This time he was sure: the wail was coming from the Elucidator, speaking in JB’s voice.
“Jonah, there’s been a mistake,” JB’s voice came out loud and clear and anxious, straight from the Elucidator. “You and Katherine have no business going into the fifteenth century with Chip and Alex. You’re not allowed. You could cause even more damage. And you can’t take the Elucidator or the Taser there—”
“You should have thought of that before you zapped Chip,” Jonah said, and he was amazed that he could sound so defiant, out here in the middle of nothingness. “You should have known that we’d stick together.”
There was a silence, as if JB was trying to accept that. Maybe he hadn’t known they would stick together.
“Look, I’ll tell you what to do so you and Katherine can come back,” JB said, his voice strained.
“No,” Jonah said stubbornly. “Tell us what to do so we can all come back. Even Alex.”
Chip looked over at Jonah, gratitude gleaming in his eyes.
“Jonah,” JB protested. “You don’t know what you’re talking about. Certain things have been set in motion. Chip and Alex have to go to the fifteenth century.”
“Then Katherine and I are going too,” Jonah said. He didn’t know how it was possible, but he could feel time flowing past him, scrolling backward. He felt like he had only a few more seconds left to convince JB. “What if…what if we could fix the fifteenth century? Make everything right again? Then couldn’t Alex and Chip come back to the twenty-first century with us?”
Silence.
Jonah had nervous tremors in his stomach. The hand holding the Elucidator was shaking. He wasn’t even sure what he was asking for. But he couldn’t stop now.
“You have to let us try,” Jonah argued. “Let us try to save Alex and Chip and time. Or else…” He had to come up with a good threat. Or else what? Oh. “Or else we’ll do our best to mess up time even worse than Hodge and Gary did.”
The silence from the Elucidator continued. Jonah worried that they’d floated out of range, or that the battery had stopped working, just like a defective cell phone.
Then JB’s voice came through again, faint but distinct.
“All right,” he said wearily. “I’ll let you try.”
The lights on the horizon were getting brighter. Jonah knew nothing about the fifteenth century. He truly didn’t know what he’d just bargained for.
“Wow,” Chip said. “When you make a promise, you really keep it.”
Promise? Jonah wondered. What promise? Then he remembered what he’d told Chip, right after Chip found out that he was adopted. I swear, I’ll do everything I can to help you. It seemed like he’d said that hundreds of years ago, hundreds of lifetimes ago.

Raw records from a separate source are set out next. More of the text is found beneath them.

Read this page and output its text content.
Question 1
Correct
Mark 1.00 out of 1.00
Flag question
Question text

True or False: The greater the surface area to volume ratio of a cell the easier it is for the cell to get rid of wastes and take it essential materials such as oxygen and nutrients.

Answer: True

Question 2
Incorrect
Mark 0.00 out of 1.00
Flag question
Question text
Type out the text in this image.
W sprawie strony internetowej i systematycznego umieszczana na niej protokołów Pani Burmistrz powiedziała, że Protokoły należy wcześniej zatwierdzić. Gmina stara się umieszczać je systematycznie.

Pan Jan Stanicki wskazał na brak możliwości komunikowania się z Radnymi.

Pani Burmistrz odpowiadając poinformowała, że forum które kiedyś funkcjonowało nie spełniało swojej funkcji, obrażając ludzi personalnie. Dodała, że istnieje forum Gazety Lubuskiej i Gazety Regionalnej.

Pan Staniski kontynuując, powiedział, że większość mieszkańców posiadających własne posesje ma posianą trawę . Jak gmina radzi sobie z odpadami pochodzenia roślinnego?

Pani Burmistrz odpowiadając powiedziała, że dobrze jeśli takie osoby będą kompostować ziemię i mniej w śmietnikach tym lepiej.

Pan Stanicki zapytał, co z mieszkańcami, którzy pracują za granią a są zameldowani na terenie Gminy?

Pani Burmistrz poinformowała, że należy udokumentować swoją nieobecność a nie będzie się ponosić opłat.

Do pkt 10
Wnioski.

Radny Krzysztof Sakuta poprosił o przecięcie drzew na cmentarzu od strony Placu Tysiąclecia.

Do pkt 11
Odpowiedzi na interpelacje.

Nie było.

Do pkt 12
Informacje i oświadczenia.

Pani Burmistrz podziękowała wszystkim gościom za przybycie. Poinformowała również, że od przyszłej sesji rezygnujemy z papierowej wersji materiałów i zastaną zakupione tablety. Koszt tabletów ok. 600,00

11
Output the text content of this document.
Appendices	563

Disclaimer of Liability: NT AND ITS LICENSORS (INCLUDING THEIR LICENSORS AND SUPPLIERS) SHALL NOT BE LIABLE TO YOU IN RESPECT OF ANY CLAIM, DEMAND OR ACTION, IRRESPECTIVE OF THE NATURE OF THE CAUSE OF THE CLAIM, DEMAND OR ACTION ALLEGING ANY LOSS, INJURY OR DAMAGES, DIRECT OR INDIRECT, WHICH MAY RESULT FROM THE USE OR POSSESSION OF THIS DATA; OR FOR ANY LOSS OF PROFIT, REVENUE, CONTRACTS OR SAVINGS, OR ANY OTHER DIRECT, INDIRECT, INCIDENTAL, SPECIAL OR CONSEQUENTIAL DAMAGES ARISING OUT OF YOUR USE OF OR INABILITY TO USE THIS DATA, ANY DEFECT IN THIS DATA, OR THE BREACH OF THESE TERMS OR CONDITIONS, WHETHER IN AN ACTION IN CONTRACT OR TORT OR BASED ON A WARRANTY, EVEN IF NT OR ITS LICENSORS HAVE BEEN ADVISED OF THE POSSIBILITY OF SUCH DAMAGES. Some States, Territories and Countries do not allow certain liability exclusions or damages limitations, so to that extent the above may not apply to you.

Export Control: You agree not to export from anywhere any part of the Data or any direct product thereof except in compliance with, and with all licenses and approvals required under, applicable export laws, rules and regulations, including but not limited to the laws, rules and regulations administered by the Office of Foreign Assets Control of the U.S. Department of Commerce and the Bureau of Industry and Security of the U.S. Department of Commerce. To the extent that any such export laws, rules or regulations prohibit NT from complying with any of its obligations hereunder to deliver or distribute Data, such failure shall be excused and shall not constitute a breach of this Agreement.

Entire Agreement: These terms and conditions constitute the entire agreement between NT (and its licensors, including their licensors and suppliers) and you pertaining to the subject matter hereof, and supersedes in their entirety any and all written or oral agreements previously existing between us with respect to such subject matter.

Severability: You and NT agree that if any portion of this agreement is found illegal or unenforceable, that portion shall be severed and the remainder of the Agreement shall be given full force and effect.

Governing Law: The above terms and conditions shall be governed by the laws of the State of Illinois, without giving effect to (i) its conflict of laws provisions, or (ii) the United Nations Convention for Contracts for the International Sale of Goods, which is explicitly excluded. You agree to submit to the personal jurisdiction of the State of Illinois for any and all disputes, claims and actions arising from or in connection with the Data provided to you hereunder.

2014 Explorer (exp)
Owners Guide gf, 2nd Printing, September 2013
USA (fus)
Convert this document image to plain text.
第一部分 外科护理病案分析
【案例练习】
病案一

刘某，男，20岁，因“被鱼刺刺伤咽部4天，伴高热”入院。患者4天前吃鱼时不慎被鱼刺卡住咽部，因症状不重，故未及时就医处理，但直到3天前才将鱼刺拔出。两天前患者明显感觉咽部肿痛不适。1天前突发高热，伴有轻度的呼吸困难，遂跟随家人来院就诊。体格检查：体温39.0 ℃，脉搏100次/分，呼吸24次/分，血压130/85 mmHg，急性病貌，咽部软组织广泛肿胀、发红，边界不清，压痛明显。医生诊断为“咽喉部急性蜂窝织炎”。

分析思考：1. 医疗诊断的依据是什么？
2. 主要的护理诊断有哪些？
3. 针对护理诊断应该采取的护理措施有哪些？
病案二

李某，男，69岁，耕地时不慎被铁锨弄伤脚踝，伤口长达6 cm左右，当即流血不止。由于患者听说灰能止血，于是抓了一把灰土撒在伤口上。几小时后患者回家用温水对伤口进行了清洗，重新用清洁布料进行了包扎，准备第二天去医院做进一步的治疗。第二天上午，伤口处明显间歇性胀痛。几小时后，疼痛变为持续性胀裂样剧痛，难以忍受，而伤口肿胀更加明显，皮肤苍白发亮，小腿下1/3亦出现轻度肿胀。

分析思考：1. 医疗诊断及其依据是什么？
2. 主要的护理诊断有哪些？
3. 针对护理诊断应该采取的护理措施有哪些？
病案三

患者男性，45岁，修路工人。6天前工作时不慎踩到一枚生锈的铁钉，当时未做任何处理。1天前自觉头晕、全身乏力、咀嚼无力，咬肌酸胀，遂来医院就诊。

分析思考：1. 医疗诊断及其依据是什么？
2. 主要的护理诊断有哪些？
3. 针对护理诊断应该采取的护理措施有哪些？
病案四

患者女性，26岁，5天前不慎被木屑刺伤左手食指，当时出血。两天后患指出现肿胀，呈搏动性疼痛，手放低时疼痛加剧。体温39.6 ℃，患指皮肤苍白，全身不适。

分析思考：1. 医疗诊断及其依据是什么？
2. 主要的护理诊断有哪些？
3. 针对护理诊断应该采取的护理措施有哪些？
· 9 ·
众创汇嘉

No—hundreds of years and lifetimes ahead.
Jonah’s stomach gurgled. He could tell he was out of the nontime limbo because he was hungry again. Starving, in fact.
“Do you think they have good turkey legs in the fifteenth century?” he asked.
There was no time for Chip and Katherine to answer him or even to make fun of his question. The lights were getting brighter and brighter, rushing at them faster and faster and faster….
They landed.
“Welcome to the fifteenth century,” JB said grimly through the Elucidator. “Good luck.”